Thursday, April 30, 2015

I’ve looked on beauty so much that my vision overflows with it - one side of C. P. Cavafy

Still in or near the 1890s but away from England, to the poems of Konstantinos Petrou Kavaphes, or as I know him C. P. Cavafy (1863-1933), secret poet of Alexandria, printing up copies of poems for a few friends while working “as special clerk in the Irrigation Service (Third Circle) of the Ministry of Public Works” for decades (p. 439).  Poetry not only without money – we can take that for granted – but without prestige, without status.  Bold.

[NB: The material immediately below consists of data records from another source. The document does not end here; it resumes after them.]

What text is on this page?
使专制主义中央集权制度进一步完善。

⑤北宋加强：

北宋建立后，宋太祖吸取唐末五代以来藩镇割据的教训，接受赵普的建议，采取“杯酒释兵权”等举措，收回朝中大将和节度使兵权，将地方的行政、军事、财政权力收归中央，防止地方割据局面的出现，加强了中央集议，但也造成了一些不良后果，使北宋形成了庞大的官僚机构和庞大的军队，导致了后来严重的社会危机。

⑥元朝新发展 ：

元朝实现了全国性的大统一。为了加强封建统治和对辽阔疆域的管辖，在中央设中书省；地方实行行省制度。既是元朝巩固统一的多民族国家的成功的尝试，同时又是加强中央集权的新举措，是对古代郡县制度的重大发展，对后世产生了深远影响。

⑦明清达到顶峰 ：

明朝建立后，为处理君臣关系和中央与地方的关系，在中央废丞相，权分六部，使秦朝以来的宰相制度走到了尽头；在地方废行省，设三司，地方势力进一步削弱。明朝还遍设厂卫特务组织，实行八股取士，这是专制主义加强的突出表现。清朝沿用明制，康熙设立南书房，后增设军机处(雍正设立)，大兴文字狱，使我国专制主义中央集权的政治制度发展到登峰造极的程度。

I have never read Cavafy, yet I have, because he has been one of the most reviewed poets due to the baffling number of Cavafy translations over the last twenty years.  I briefly knew an expert in modern Greek poetry, and she was baffled, too – there are so many other great Greek poets, she said.  But every couple of years there is a new Cavafy.

I’ve Looked So Much…

I’ve looked on beauty so much
that my vision overflows with it.

The body’s lines.  Red lips.  Sensual limbs.
Hair as though stolen from Greek statues,
always lovely, even uncombed,
and falling slightly over pale foreheads.
Figures of love, as my poetry desired them
. . . . in the nights when I was young,
encountered secretly in my nights.  (written 1911, “published” 1917)

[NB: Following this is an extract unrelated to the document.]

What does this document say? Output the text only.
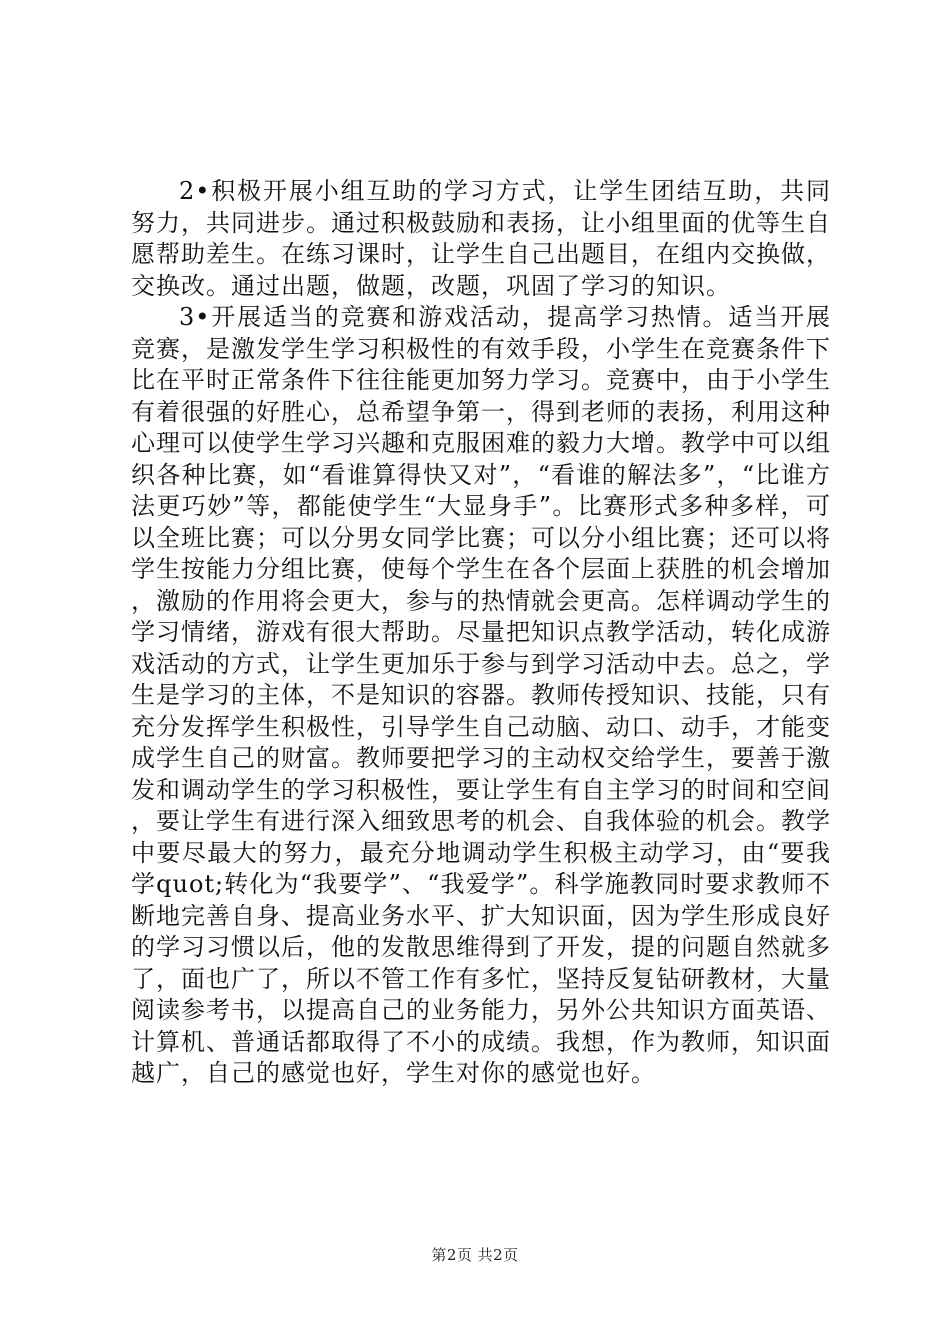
2•积极开展小组互助的学习方式，让学生团结互助，共同努力，共同进步。通过积极鼓励和表扬，让小组里面的优等生自愿帮助差生。在练习课时，让学生自己出题目，在组内交换做，交换改。通过出题，做题，改题，巩固了学习的知识。

3•开展适当的竞赛和游戏活动，提高学习热情。适当开展竞赛，是激发学生学习积极性的有效手段，小学生在竞赛条件下比在平时正常条件下往往能更加努力学习。竞赛中，由于小学生有着很强的好胜心，总希望争第一，得到老师的表扬，利用这种心理可以使学生学习兴趣和克服困难的毅力大增。教学中可以组织各种比赛，如“看谁算得快又对”，“看谁的解法多”，“比谁方法更巧妙”等，都能使学生“大显身手”。比赛形式多种多样，可以全班比赛；可以分男女同学比赛；可以分小组比赛；还可以将学生按能力分组比赛，使每个学生在各个层面上获胜的机会增加，激励的作用将会更大，参与的热情就会更高。怎样调动学生的学习情绪，游戏有很大帮助。尽量把知识点教学活动，转化成游戏活动的方式，让学生更加乐于参与到学习活动中去。总之，学生是学习的主体，不是知识的容器。教师传授知识、技能，只有充分发挥学生积极性，引导学生自己动脑、动口、动手，才能变成学生自己的财富。教师要把学习的主动权交给学生，要善于激发和调动学生的学习积极性，要让学生有自主学习的时间和空间，要让学生有进行深入细致思考的机会、自我体验的机会。教学中要尽最大的努力，最充分地调动学生积极主动学习，由“要我学quot;转化为“我要学”、“我爱学”。科学施教同时要求教师不断地完善自身、提高业务水平、扩大知识面，因为学生形成良好的学习习惯以后，他的发散思维得到了开发，提的问题自然就多了，面也广了，所以不管工作有多忙，坚持反复钻研教材，大量阅读参考书，以提高自己的业务能力，另外公共知识方面英语、计算机、普通话都取得了不小的成绩。我想，作为教师，知识面越广，自己的感觉也好，学生对你的感觉也好。

第2页 共2页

Cavafy has two modes, almost exclusively two, one being poems drawn from his deep knowledge of Greek history and culture, Classical, Hellenistic, and Byzantine, the other mildly erotic poems about his homosexual love affairs.  Sometimes, as here, the two modes meet.  Cavafy makes sure that a poem that could be merely a metaphor, a poem about poetry, is pulled back to the actual object of desire.  The phrase that does the work, that is not generic, is “even uncombed.”  The poet has someone in mind. 

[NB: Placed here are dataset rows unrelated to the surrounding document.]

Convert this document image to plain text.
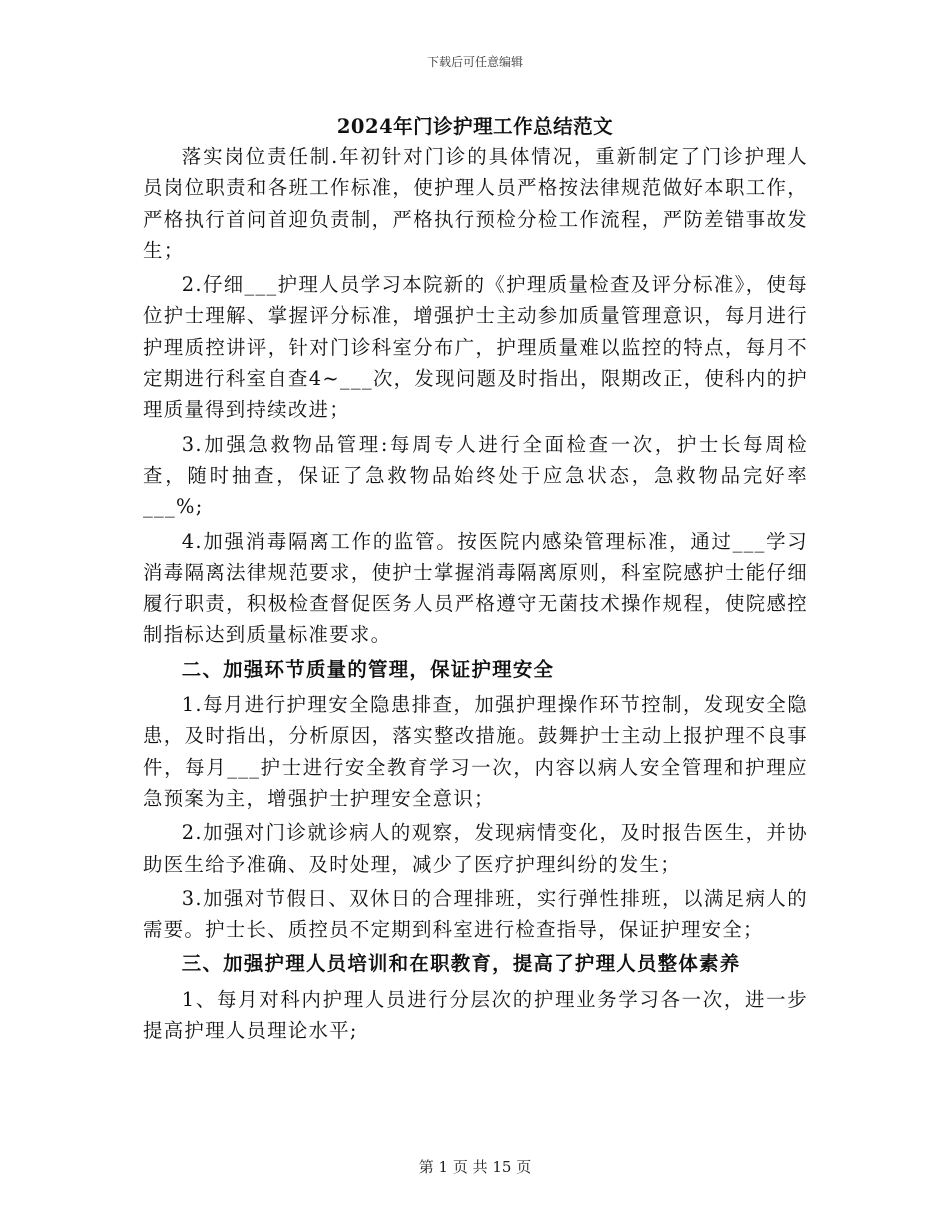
下载后可任意编辑
2024年门诊护理工作总结范文

落实岗位责任制.年初针对门诊的具体情况，重新制定了门诊护理人员岗位职责和各班工作标准，使护理人员严格按法律规范做好本职工作，严格执行首问首迎负责制，严格执行预检分检工作流程，严防差错事故发生；

2.仔细___护理人员学习本院新的《护理质量检查及评分标准》，使每位护士理解、掌握评分标准，增强护士主动参加质量管理意识，每月进行护理质控讲评，针对门诊科室分布广，护理质量难以监控的特点，每月不定期进行科室自查4~___次，发现问题及时指出，限期改正，使科内的护理质量得到持续改进；

3.加强急救物品管理:每周专人进行全面检查一次，护士长每周检查，随时抽查，保证了急救物品始终处于应急状态，急救物品完好率___%;

4.加强消毒隔离工作的监管。按医院内感染管理标准，通过___学习消毒隔离法律规范要求，使护士掌握消毒隔离原则，科室院感护士能仔细履行职责，积极检查督促医务人员严格遵守无菌技术操作规程，使院感控制指标达到质量标准要求。

二、加强环节质量的管理，保证护理安全

1.每月进行护理安全隐患排查，加强护理操作环节控制，发现安全隐患，及时指出，分析原因，落实整改措施。鼓舞护士主动上报护理不良事件，每月___护士进行安全教育学习一次，内容以病人安全管理和护理应急预案为主，增强护士护理安全意识；

2.加强对门诊就诊病人的观察，发现病情变化，及时报告医生，并协助医生给予准确、及时处理，减少了医疗护理纠纷的发生；

3.加强对节假日、双休日的合理排班，实行弹性排班，以满足病人的需要。护士长、质控员不定期到科室进行检查指导，保证护理安全；

三、加强护理人员培训和在职教育，提高了护理人员整体素养

1、每月对科内护理人员进行分层次的护理业务学习各一次，进一步提高护理人员理论水平;

第 1 页 共 15 页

There, now that he’s sitting down at the next table,
I recognize every motion he makes – and under his clothes
I see again the limbs that I loved, naked.  (from “The Next Table,” 1919)

To my surprise, the editor says that “[i]n the original, the sex of the person sitting at the next table remains ambiguous” (412), an effect unavailable to the English translators.  Cavafy seems to give up this ambiguity in later poems.  “A good-looking boy, a tailor’s assistant / (on Sundays an amateur athlete)” adjusts his tie in a mirror, which

was full of joy now,
proud to have embraces
total beauty for a few moments.  (“The Mirror in the Front Hall, 1930)

Or the friend’s lover who dies “doesn’t want suits any longer”:

Sunday they buried him, at ten in the morning.
Sunday they buried him, almost a week ago.

He laid flowers on his cheap coffin,
lovely white flowers, very much in keeping
with his beauty, his twenty-two years.  (“Lovely White Flowers,” 1929)

The Greek, I am told, generally rhymes and is more metrical if not completely strict, so it must be less plain-spoken than this, which is fresh enough to have been published as prose in the Village Voice in the 1980s.  The puzzle might be that there have not been more versions, that the Cavafy boom did not really start until this century.

I went against fashion and read an old one, the Edmund Keeley and Philip Sherrard Collected Poems from 1975, source of all of the above.  I now see that there are so many Cavafy translations that this is not even the right Keeley and Sherrard, since a revised version of their book was published in 1992.  It’ll do for now.

Any suggestions for my next Cavafy will be warmly appreciated.


  1. The one about the mirror is pretty good, pure reality-bending imagery: a mirror full of joy for embracing beauty! It seems so simple, but who could come up with it? Only a poet!

  2. I wonder if the ingenuity of Cavafy's conceits are why he does so well in English. Even without whatever he is doing with language, there is still a lot to do with his poems.

    1. According to Paul Valéry, Degas once said to Mallarmé that he had so many ideas for poems but he just couldn't write them down. "You don't make poetry with ideas." said Mallarmé "You make poetry with words." All the same, there are some poems or poets where the ideas "work" even in translation even if the words can't be brought across from one language to another.
      The best poetry is where the words and ideas are one.

    2. Yes, so true. The translator does supply some words - different words, like less interesting words, but something, and in the best cases, a lot.

  3. I am no expert on Cavafy and have also wondered where to start for a viable translation, having encountered some radically different interpretations. On the anniversary of Cavafy's birth/death on April 29, Daniel Mendelsohn posted a number of poems on twitter. I had a look at his site and think I will have a look at his complete poems.

  4. Mendelsohn is a good possibility. A likely possibility. I read good things about his translations.

  5. I have several Cavafy translations but would not yet acquired a Mendelsohn, so would be interested. But really I'm leaving you a note to say that there's a buried Cavafy homage in Thaliad. You probably don't need me to give you that hint, though; I expect you will recognize it.

  6. No, the hint was helpful! Certainly helpful.

    This remains me that I should have mentioned the Cavafy Archive, which easily allows comparison across translations. That would be a fun project, less rewarding but less work than learning Greek.